The recent history of the Octagon illustrates a comment made recently that our District Councillors are ‘Not doing their best for the town’ may be true.
Built in the 1940s the Octagon was the auction ring for the famous Cattle Market until 1970. Since then it has been used as a store by the owners HDC, but in 2014 they deemed it ‘Surplus to requirements’ and HDC’s then leader, Jason Ablewhite, offered the freehold to the Town Council for it to be used as the Town’s maintenance depot. Having just decided on a new depot off Hill Rise the Town Council turned the offer down.
Available for rent?
The building was then put up for rent and some businesses showed interest, including Toms Cakes and Carl Boreman who wanted to knock it down and run a club/bar. Residents were concerned and decided to form a group to Save the Octagon (STO). After a while, commercial interest declined, largely because of HDC’s lethargy in dealing with the matter and STO, which had raised £50,000 in grants and sponsorship became the only interested party.
Following praise from HDC officers for STOs proposals to run the Octagon as a daily ‘farmers style’ market with tourist information and events and community use, on 6 July 2015 Cllr Ablewhite proposed HDC repair the outside of the building if STO could do the inside work. STO confirmed that this was possible as long as a lease was granted within 12 months, a condition required for the £35k Grantscape funds.
Nothing more was forthcoming until September 2015 when Cllr Ablewhite informed STO that HDC were no longer pursuing any commercial activity for the building and that STO should change its name as ‘it is not relevant now that it (the building) is protected’.
Following a request for clarification of the lease process from STO, Cllr. Ablewhite replied ‘There is no need to ask this extremely long plethora of questions … We will be in touch in due course’ and the following month he said ‘Please get the message, We will get back to you in due course’.
So who saved the Octagon?
In March 2016 posters appeared stating that Clirs Davis and Dickinson had ‘Saved The Octagon’ and were looking ‘to find a sustainable outcome that isn’t going to cost the taxpayers of St lves hundreds of thousand of pounds’.
With the grant deadline fast approaching, STO made one more attempt to get a lease and approached HDCs new leader.
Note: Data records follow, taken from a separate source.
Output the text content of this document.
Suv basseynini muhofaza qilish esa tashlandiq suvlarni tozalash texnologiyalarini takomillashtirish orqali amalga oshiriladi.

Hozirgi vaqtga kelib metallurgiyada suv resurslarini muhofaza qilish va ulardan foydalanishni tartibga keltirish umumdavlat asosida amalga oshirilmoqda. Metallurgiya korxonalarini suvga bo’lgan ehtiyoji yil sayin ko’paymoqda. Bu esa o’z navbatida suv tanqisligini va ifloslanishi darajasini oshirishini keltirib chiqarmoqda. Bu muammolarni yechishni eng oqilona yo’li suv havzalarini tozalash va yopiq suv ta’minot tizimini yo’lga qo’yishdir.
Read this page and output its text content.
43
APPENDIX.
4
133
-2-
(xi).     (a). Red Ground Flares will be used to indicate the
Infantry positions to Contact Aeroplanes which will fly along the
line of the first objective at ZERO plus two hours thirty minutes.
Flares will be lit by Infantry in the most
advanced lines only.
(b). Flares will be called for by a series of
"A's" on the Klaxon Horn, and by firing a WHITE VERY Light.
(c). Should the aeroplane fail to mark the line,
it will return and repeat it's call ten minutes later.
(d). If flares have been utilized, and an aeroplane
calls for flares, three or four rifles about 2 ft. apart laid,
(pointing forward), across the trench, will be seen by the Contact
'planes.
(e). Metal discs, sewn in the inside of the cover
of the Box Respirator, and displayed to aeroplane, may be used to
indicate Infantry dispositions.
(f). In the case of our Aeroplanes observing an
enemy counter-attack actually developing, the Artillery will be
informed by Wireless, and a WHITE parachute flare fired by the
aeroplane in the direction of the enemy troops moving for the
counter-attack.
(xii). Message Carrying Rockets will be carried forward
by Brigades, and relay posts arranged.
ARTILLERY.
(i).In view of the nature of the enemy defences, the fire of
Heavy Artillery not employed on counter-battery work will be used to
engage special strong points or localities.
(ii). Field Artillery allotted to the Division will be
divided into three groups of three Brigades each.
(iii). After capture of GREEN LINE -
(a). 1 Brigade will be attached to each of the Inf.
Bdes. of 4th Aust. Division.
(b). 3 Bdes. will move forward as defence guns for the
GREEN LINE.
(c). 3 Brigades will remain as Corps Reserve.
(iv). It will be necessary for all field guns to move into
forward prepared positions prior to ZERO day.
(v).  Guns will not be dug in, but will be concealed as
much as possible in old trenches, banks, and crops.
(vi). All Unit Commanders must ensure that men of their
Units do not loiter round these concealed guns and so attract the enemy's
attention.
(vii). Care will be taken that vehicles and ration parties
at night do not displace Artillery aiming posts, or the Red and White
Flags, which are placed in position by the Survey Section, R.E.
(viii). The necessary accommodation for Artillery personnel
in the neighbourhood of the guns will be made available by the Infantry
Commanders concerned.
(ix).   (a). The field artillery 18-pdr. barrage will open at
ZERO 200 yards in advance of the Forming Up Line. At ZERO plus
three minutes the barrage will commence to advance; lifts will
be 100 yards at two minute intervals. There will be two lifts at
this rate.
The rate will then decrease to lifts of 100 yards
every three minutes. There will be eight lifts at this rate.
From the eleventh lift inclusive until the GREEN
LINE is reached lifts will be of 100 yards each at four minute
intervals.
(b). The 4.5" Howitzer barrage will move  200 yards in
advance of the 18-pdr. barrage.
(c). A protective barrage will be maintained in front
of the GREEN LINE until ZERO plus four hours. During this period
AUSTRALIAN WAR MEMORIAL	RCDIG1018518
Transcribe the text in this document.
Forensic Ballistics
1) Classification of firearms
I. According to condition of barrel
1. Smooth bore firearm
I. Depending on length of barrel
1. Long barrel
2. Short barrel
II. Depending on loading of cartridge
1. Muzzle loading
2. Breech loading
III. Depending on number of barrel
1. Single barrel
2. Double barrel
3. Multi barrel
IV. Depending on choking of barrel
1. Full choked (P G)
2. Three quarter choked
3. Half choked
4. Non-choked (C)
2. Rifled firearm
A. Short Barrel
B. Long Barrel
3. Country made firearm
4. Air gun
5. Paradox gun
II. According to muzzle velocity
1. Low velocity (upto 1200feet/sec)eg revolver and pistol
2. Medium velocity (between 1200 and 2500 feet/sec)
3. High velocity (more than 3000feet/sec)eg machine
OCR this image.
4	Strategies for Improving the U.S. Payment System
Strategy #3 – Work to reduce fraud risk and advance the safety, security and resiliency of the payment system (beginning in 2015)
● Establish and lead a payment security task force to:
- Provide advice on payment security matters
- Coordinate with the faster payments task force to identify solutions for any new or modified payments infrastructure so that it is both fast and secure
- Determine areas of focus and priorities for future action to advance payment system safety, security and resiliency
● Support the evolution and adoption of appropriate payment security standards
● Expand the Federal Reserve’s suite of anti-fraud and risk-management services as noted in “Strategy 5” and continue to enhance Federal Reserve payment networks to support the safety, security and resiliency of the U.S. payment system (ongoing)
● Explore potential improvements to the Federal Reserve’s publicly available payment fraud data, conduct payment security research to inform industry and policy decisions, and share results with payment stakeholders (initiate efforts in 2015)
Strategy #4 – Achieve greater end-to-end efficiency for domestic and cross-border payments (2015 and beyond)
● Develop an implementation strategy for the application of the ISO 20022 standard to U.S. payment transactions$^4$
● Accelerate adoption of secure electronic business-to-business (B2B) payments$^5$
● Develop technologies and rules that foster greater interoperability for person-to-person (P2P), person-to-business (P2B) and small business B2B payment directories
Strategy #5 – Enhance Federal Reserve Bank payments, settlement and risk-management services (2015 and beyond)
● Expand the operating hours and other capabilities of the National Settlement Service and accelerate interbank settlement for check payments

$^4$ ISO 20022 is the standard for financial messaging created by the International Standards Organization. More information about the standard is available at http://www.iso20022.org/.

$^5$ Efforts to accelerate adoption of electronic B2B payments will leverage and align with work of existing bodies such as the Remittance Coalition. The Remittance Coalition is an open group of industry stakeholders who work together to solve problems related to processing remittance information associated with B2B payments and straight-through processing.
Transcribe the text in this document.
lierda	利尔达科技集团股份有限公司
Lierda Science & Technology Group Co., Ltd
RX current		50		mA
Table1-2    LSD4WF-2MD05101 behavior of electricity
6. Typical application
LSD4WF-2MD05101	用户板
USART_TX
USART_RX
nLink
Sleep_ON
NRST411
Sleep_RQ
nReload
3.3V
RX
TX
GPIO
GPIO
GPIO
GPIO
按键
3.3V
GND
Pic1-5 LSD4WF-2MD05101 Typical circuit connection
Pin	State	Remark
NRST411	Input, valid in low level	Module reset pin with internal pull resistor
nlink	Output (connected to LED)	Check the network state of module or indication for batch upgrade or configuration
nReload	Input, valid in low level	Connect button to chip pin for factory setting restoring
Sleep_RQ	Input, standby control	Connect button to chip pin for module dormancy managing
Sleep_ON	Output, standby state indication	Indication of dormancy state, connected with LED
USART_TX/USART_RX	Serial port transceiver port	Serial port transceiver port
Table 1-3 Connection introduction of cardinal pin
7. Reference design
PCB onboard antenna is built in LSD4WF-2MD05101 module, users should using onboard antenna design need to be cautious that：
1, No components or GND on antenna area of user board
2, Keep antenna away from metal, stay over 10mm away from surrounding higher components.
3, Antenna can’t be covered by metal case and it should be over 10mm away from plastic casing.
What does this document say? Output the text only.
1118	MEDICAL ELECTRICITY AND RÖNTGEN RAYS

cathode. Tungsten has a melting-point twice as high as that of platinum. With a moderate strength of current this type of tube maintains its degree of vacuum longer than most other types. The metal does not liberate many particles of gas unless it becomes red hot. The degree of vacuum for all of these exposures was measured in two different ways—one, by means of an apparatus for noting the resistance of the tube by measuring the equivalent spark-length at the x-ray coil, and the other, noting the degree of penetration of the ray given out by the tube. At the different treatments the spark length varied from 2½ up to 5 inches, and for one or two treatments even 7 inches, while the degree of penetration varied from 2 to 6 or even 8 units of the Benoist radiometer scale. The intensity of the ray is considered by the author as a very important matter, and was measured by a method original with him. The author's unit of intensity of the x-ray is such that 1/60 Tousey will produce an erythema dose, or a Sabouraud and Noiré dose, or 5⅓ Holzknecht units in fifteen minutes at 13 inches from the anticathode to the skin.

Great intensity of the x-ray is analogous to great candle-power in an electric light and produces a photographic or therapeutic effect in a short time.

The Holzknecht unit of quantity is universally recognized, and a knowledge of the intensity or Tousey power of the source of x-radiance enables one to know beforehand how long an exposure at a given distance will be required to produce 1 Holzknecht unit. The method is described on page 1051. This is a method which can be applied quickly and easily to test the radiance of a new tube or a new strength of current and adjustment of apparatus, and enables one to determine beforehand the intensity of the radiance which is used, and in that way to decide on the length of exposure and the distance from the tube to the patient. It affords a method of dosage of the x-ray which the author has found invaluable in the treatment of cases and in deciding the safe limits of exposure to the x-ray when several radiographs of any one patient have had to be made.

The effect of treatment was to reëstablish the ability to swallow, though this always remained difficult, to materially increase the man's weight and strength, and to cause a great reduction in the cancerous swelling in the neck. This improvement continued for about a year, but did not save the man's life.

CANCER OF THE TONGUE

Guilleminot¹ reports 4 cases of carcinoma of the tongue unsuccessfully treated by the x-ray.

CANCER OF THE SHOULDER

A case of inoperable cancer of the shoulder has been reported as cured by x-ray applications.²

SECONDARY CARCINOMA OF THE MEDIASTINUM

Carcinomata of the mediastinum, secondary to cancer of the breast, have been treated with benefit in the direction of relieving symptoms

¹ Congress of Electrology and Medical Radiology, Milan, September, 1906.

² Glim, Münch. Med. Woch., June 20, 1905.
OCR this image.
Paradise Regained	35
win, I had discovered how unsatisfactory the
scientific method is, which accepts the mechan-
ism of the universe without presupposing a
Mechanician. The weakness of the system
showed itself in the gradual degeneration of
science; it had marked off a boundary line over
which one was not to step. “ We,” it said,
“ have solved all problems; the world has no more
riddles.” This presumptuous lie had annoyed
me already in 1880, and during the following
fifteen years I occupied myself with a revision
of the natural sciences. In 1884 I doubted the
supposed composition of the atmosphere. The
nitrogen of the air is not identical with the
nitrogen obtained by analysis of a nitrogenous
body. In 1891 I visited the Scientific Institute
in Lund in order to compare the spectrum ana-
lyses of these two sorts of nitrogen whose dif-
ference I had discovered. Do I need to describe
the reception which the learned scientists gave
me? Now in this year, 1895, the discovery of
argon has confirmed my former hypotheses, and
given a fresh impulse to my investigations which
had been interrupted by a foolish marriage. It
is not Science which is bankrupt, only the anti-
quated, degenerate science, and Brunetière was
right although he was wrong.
At first HDCs Corporate Director, Nigel McCurdy, seemed keen to arrange one in time but after returning from his holiday this was later rescinded and STO were told that HDC thought their plans, once considered very good, were now not good enough.
So STO’s grants were returned and the group disbanded while HDC spent £50,000 of taxpayers money on repairing the outside of the building.
A year later in July 2017, Hyperion put forward plans to use the Octagon for auctions and develop their existing site next door into one of the areas largest antiques centres. HDCs response this time came from Cllr Angela Dickinson who was less than encouraging. She wrote ‘After serious consideration it was felt that your proposal did not meet the criteria HDC is looking for.’